Despite repeated fact-checks to the contrary, Wolf has repeatedly insisted that secret provision of the Affordable Care Act would impose end-of-life decisions on senior citizens. "Promises from the White House notwithstanding, Mrs. Palin indeed was right," Wolf wrote in 2010. "Death panels are all too real, and no family deserves to be caught up in them. Granted, some may find the term 'death panel' unnecessarily provocative, but then again, what exactly should we call a panel whose decisions result in death?"
He has sounded the alarm about the New Black Panther Party (which he believed the Obama administration had given preferential treatment) and ripped into media outlets for covering up the truth about Florida teen Trayvon Martin. "Recent photos of Trayvon—the ones the media don't want you to see but those Trayvon chose to identify himself—tell a sad story," he wrote. "The once-smiling, baby-faced boy adopted a street 'gangsta' persona with gold teeth and tattoos.

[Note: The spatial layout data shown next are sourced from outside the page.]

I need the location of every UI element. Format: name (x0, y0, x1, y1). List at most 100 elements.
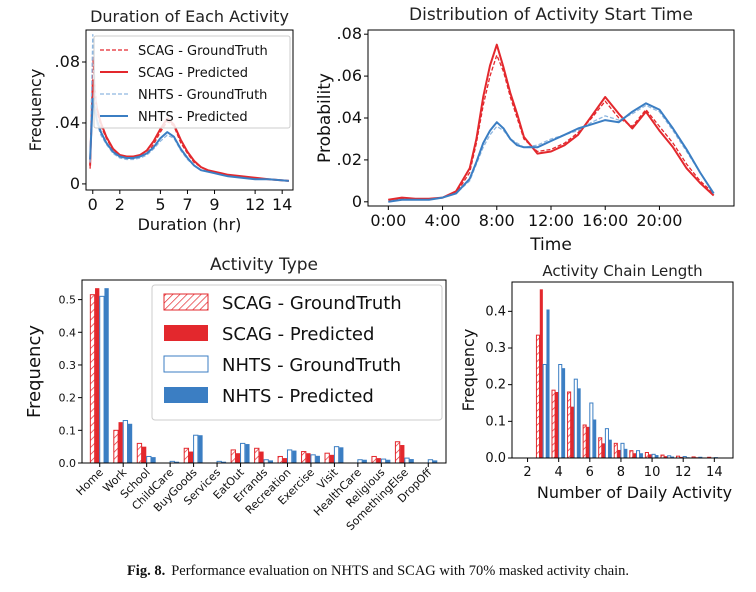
legend-label-2: NHTS - GroundTruth (138, 88, 267, 103)
x-tick-label: Home (74, 466, 106, 498)
bar-s2 (542, 364, 547, 459)
bar-s1 (118, 422, 123, 463)
bar-s2 (122, 420, 129, 464)
bar-s1 (570, 406, 574, 458)
y-tick-label: .04 (337, 108, 362, 127)
bar-s3 (432, 460, 438, 463)
legend-swatch-2 (163, 355, 209, 373)
x-tick-label: 4:00 (425, 211, 461, 230)
x-axis-label: Time (529, 235, 572, 255)
bar-s0 (629, 450, 634, 459)
bar-s0 (644, 452, 649, 459)
caption-label: Fig. 8. (126, 563, 166, 579)
series-line-3 (388, 102, 715, 203)
bar-s3 (624, 448, 628, 458)
bar-s2 (380, 458, 387, 464)
bar-s1 (376, 458, 381, 463)
bar-s0 (394, 441, 401, 464)
bar-s2 (620, 442, 625, 459)
x-axis-label: Number of Daily Activity (537, 483, 732, 502)
bar-s0 (598, 437, 603, 459)
y-tick-label: 0.2 (59, 392, 77, 405)
bar-s3 (593, 419, 597, 458)
y-tick-label: 0.4 (485, 304, 506, 319)
legend-label-1: SCAG - Predicted (222, 324, 374, 345)
y-tick-label: 0.1 (59, 424, 77, 437)
legend-box (151, 284, 443, 421)
bar-s3 (608, 439, 612, 458)
chart-title: Duration of Each Activity (90, 7, 289, 26)
bar-s1 (95, 288, 100, 463)
chart-title: Activity Chain Length (542, 262, 702, 280)
y-axis-label: Frequency (459, 329, 478, 412)
bar-s0 (183, 447, 190, 464)
bar-s1 (648, 454, 652, 458)
bar-s0 (535, 334, 541, 459)
y-tick-label: 0 (70, 174, 80, 193)
y-tick-label: 0.3 (485, 341, 506, 356)
y-tick-label: 0.1 (485, 414, 506, 429)
x-tick-label: 8:00 (479, 211, 515, 230)
y-tick-label: .04 (55, 113, 80, 132)
bar-s0 (301, 451, 307, 464)
bar-s0 (89, 294, 96, 464)
bar-s2 (146, 455, 152, 464)
bar-s0 (371, 455, 377, 464)
chart-title: Distribution of Activity Start Time (409, 5, 693, 25)
activity-type-chart: Activity Type0.00.10.20.30.40.5HomeWorkS… (24, 255, 447, 533)
bar-s1 (679, 456, 683, 458)
bar-s3 (151, 457, 156, 463)
bar-s3 (174, 461, 180, 463)
bar-s2 (651, 453, 656, 459)
bar-s1 (259, 451, 264, 463)
y-tick-label: 0.3 (59, 359, 77, 372)
bar-s3 (127, 423, 133, 463)
x-tick-label: 12:00 (528, 211, 574, 230)
bar-s1 (602, 443, 606, 458)
x-tick-label: 8 (617, 465, 625, 480)
bar-s1 (306, 453, 311, 463)
x-tick-label: 4 (555, 465, 563, 480)
legend-label-0: SCAG - GroundTruth (138, 44, 268, 59)
bar-s3 (577, 388, 581, 458)
bar-s1 (586, 426, 590, 458)
bar-s2 (99, 295, 105, 464)
series-line-0 (388, 54, 715, 201)
series-line-1 (388, 43, 715, 201)
x-axis-label: Duration (hr) (138, 215, 242, 234)
chain-length-chart: Activity Chain Length 0.0 0.1 0.2 0.3 0.4 2 4 6 8… (459, 262, 734, 502)
bar-s2 (636, 450, 641, 459)
bar-s2 (286, 449, 293, 464)
bar-s1 (539, 289, 543, 458)
bar-s3 (546, 309, 550, 458)
x-tick-label: 12 (675, 465, 692, 480)
bar-s1 (282, 458, 288, 463)
x-tick-label: 20:00 (636, 211, 682, 230)
legend-label-3: NHTS - Predicted (222, 386, 374, 407)
y-tick-label: .08 (337, 24, 362, 43)
legend-swatch-1 (164, 325, 208, 341)
x-tick-label: 5 (155, 195, 165, 214)
bar-s3 (386, 459, 391, 463)
bar-s3 (221, 461, 227, 463)
y-tick-label: 0.4 (59, 326, 77, 339)
bar-s0 (567, 391, 572, 459)
bar-s3 (655, 455, 659, 458)
bar-s3 (245, 444, 250, 463)
y-axis-label: Probability (315, 73, 335, 163)
bar-s0 (254, 447, 260, 464)
legend-label-2: NHTS - GroundTruth (222, 355, 401, 376)
x-tick-label: 0:00 (370, 211, 406, 230)
x-tick-label: 2 (523, 465, 531, 480)
y-axis-label: Frequency (24, 325, 45, 418)
bar-s2 (404, 457, 410, 464)
bar-s3 (562, 368, 566, 458)
figure-caption: Fig. 8. Performance evaluation on NHTS an… (0, 563, 756, 580)
x-tick-label: 7 (182, 195, 192, 214)
bar-s3 (268, 460, 274, 463)
x-tick-label: 2 (115, 195, 125, 214)
bar-s2 (240, 442, 246, 464)
plot-frame (367, 29, 735, 207)
plot-frame (511, 281, 734, 459)
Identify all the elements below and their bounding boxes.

Tweeting under a racially inflammatory handle, Trayvon boasted of his descent into violence, misogyny, prostitution and drugs."
In a statement to Mother Jones, Wolf defended the substance his previous comments on his cousin, but said he "should have chosen better words."
"What I will not apologize for, however, is my undying belief that liberals are engaging in class warfare with the specific intention of harming successful Americans," Wolf said. "The most consequential offender amongst American liberals is Barack Obama, who is using that class warfare to make the most dangerous and unprecedented power grab by a President in the history of our great nation. Mass surveillance, changing law on a Presidential whim, the government takeover of our healthcare, and government-run companies are just the beginning if brave Americans don't stand up and fight the radical left."
Wolf isn't the first relative of a famous politician to turn against the family in public. Candace Gingrich-Jones, the half-sister of former Speaker of the House Newt Gingrich, endorsed Obama in 2011. Mary Cheney, the daughter of former Vice President Dick Cheney, recently slammed her sister Liz Cheney during Liz's brief and failed Senate campaign for opposing marriage equality. Ron Reagan, son of the former president, became a Democrat who fiercely opposed his father's policies.
Still, even with Roberts' recent missteps, Wolf has a long way to go before he can join his cousin in Washington. He had merely $179,000 in campaign cash heading into the final six months before the primary. (Roberts has $2.2 million.) In the only poll that has been conducted for this race, he trailed Roberts by 44 points.
"I think I'm everything that's wrong with Barack Obama's America," he told the conservativeRedState Gathering last year. "I've got a wife, a job, and a gun." But trailing in the polls with just a fraction of the campaign war chest of Roberts, Wolf may be the stuck with the job he has for the near future—La-Z-Boy or not. You know who else never owned a home in Kansas.